Ursachen der metachromatischen Leukodystrophie (MLD) oder des Arylsulfatase-A-Mangels

Metachromatische Leukodystrophie tritt bei Menschen auf, die sulfatierte Glykolipide nicht abbauen können. Bei MLD besteht ein Mangel des lysosomalen Enzyms Sulfatidsulfatase. Einige Menschen mit metachromatischer Leukodystrophie haben eine normale Arylsulfatase-A-Aktivität, aber ihnen fehlt das Aktivatorprotein, dessen Funktion der Sulfatidabbau ist. Diese Defekte verursachen eine Anhäufung von Sulfatidverbindungen in neuralen Geweben wie den Nieren und der Gallenblase.
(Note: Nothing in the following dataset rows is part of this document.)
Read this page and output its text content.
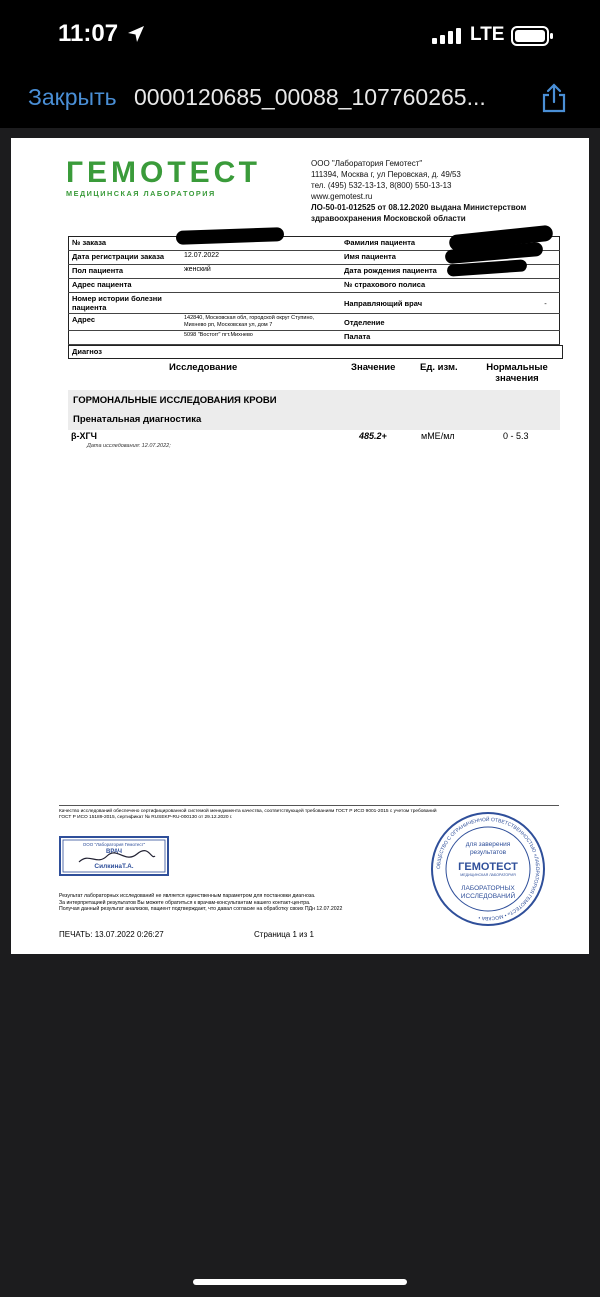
11:07	LTE
Закрыть 0000120685_00088_107760265...
ГЕМОТЕСТ
МЕДИЦИНСКАЯ ЛАБОРАТОРИЯ
ООО "Лаборатория Гемотест"
111394, Москва г, ул Перовская, д. 49/53
тел. (495) 532-13-13, 8(800) 550-13-13
www.gemotest.ru
ЛО-50-01-012525 от 08.12.2020 выдана Министерством
здравоохранения Московской области
№ заказа		Фамилия пациента	
Дата регистрации заказа	12.07.2022	Имя пациента	
Пол пациента	женский	Дата рождения пациента	
Адрес пациента		№ страхового полиса	
Номер истории болезни пациента		Направляющий врач	-
Адрес	142840, Московская обл, городской округ Ступино,
Михнево рп, Московская ул, дом 7	Отделение	
	5098 "Востоrг" пгт.Михнево	Палата	
Диагноз
Исследование	Значение	Ед. изм.	Нормальные значения
ГОРМОНАЛЬНЫЕ ИССЛЕДОВАНИЯ КРОВИ
Пренатальная диагностика
β-ХГЧ	485.2+	мМЕ/мл	0 - 5.3
Дата исследования: 12.07.2022;
Качество исследований обеспечено сертифицированной системой менеджмента качества, соответствующей требованиям ГОСТ Р ИСО 9001-2015 с учетом требований ГОСТ Р ИСО 15189-2015, сертификат № RUSEKP-RU-000130 от 29.12.2020 г.
ООО "Лаборатория Гемотест"
ВРАЧ
СилкинаТ.А.
Результат лабораторных исследований не является единственным параметром для постановки диагноза.
За интерпретацией результатов Вы можете обратиться к врачам-консультантам нашего контакт-центра.
Получая данный результат анализов, пациент подтверждает, что давал согласие на обработку своих ПДн 12.07.2022
ПЕЧАТЬ: 13.07.2022 0:26:27	Страница 1 из 1
ОБЩЕСТВО С ОГРАНИЧЕННОЙ ОТВЕТСТВЕННОСТЬЮ «ЛАБОРАТОРИЯ ГЕМОТЕСТ» • МОСКВА •
для заверения
результатов
ГЕМОТЕСТ
МЕДИЦИНСКАЯ ЛАБОРАТОРИЯ
ЛАБОРАТОРНЫХ
ИССЛЕДОВАНИЙ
Symptome einer metachromatischen Leukodystrophie (MLD) oder eines Arylsulfatase-A-Mangels

Die Symptome bei der infantilen Form der metachromatischen Leukodystrophie (MLD) oder des Arylsulfatase-A-Mangels sind:

  • Gehprobleme
  • Gedächtnisschwäche
  • Krampfanfälle
  • Entwicklungsverzögerungen
  • Verminderte Aufmerksamkeit
  • Sprachbehinderung

Die Symptome bei der frühen juvenilen Form der metachromatischen Leukodystrophie (MLD) oder des Arylsulfatase-A-Mangels sind wie folgt:

  • Gangstörungen
  • Zittern
  • Ungeschicklichkeit
  • Rückbildung der Motorik
  • Intellektueller Niedergang
  • Verhaltensänderungen
  • Anfälle in einigen Fällen

Zu den Symptomen der späten juvenilen und erwachsenen Formen der metachromatischen Leukodystrophie (MLD) oder des Arylsulfatase-A-Mangels gehören:

  • Verringerte schulische Leistung
  • Verhaltensänderungen
  • Gedächtnisschwäche
  • Anfälle in einigen Fällen
  • Psychose

Diagnose einer metachromatischen Leukodystrophie (MLD) oder eines Arylsulfatase-A-Mangels

Um Metachromatische Leukodystrophie (MLD) oder Arylsulfatase-A-Mangel zu diagnostizieren, wird eine MRT des Gehirns durchgeführt, um nach Läsionen der weißen Substanz und Atrophie zu suchen, die die Hauptmerkmale davon sind.

Neben der Bildgebung des Gehirns können auch die folgenden Tests durchgeführt werden:

  • Studien zur Nervenleitung
  • Neuropsychologische Tests

Behandlung von metachromatischer Leukodystrophie (MLD) oder Arylsulfatase-A-Mangel

Gegenwärtig gibt es keine Behandlung, die als wirksam für metachromatische Leukodystrophie (MLD) oder Arylsulfatase-A-Mangel bezeichnet werden kann, um die durch MLD verursachte Verschlechterung und den Funktionsverlust umzukehren. Bei Menschen mit den spätinfantilen oder frühen juvenilen Formen der metachromatischen Leukodystrophie kann eine Knochenmarktransplantation oder Nabelschnurbluttransplantation helfen, die kognitive Funktion zu stabilisieren.